Each student takes a turn rolling the dice. The highest roll gets to choose their chip colour.
Taking turns, each student decides which column to place their chips – either the even or odd side of the table. They must place all their chips, but the player’s chips do not need to be evenly distributed. A student may decide to place all chips in one column.
Each student takes a turn rolling the dice/spinners and calculates the product of the two numbers. (I.e., first role = one, second role = five, product = five)
If their product is even, the student can remove one of their chips from the even side. If their product is odd, a chip from the odd side can be removed.
If a student does not have a chip on the side corresponding to the odd or even number they have rolled, they miss the turn.
The first student to remove all their chips from the board (both even and odd columns) wins the game.
What strategies do students use when laying their chips in the columns at the beginning of the game? Do they change their strategy in subsequent rounds?
Are students using different strategies to determine the product of their equations?
After the game has been played a few times, have students discuss the probability of getting an even or odd number on each roll. A third student could be responsible for tallying the number of even and odd numbers rolled in a round to determine how close the results are to 50/50.
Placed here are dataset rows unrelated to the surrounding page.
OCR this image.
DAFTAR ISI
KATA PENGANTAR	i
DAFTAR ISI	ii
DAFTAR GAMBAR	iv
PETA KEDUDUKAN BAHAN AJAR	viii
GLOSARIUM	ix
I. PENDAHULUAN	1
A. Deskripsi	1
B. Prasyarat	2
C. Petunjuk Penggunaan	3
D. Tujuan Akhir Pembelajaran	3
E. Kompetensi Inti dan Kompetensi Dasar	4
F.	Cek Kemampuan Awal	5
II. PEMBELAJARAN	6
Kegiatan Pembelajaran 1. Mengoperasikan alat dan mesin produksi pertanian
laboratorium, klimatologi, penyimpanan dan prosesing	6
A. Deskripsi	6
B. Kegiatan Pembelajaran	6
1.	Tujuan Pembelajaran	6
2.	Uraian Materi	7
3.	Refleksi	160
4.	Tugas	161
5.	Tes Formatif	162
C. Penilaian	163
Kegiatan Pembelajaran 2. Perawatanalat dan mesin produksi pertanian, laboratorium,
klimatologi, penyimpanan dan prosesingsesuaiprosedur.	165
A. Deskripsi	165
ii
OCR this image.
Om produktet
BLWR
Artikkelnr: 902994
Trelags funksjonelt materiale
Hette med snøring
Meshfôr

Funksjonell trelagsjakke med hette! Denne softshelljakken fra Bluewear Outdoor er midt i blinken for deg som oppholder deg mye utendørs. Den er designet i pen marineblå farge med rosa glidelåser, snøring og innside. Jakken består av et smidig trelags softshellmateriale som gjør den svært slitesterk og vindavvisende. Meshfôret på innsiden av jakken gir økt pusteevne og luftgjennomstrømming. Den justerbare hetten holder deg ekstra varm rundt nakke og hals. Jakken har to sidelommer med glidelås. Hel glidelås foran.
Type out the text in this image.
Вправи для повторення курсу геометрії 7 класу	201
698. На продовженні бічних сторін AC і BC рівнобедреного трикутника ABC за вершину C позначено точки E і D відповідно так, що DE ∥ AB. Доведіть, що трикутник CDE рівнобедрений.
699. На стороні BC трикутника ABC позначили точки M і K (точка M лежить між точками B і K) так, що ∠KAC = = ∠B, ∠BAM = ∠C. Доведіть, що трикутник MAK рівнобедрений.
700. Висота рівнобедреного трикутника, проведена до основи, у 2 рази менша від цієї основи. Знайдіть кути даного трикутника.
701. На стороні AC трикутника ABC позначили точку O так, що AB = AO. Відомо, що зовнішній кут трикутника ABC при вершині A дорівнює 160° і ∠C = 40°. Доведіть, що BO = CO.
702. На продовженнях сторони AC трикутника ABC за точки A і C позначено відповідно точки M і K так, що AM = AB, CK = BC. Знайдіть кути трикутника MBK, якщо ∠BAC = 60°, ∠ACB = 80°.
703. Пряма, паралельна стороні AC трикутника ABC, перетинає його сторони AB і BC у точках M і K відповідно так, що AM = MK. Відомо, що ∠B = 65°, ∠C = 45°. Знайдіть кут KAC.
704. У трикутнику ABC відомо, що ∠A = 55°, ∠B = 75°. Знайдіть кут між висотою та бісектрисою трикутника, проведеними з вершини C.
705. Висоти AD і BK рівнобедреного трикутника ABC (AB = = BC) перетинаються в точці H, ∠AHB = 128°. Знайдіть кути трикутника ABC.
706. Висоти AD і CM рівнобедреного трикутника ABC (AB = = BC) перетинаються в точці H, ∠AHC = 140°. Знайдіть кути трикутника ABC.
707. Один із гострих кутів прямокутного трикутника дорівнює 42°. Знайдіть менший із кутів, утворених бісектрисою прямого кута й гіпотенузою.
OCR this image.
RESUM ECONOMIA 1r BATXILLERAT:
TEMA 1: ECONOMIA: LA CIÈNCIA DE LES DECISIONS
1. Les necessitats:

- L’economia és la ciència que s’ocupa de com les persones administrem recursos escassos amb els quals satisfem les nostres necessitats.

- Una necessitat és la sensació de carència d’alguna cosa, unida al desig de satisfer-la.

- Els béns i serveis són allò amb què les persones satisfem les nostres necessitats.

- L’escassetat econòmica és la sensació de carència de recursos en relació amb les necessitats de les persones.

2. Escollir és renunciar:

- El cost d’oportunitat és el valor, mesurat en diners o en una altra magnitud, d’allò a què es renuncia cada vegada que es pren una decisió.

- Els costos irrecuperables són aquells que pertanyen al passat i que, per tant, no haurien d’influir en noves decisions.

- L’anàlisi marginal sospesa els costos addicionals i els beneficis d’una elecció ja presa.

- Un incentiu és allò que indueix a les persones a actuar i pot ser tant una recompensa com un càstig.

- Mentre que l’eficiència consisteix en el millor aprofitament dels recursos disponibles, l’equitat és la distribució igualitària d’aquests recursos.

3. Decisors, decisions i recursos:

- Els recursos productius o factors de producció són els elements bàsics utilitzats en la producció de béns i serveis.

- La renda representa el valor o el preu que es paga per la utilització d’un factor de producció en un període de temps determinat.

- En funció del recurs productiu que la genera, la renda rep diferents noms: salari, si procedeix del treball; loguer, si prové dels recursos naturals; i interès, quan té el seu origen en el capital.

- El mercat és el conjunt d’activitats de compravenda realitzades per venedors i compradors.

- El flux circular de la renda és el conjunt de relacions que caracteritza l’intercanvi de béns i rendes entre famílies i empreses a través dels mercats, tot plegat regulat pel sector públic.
Use dice/ spinners with larger numbers.
Limit the number of chips that can be laid on each side so that if one player puts more in the even column, then the other will be forced to put theirs on odd.
Add a prime number and squared column. If the student lays chips on those columns and they successfully role a prime number, they can remove twice the number of chips from the board than they put in that column (e.g. if two chips are put in the prime number column and a one and a five is rolled, the player can remove four chips from the board. However, if a prime number isn’t rolled during the entire game, the player may not be able to remove the prime number chip until a prime number is rolled – higher risk, higher reward.) Use the extra chips provided in Appendix B.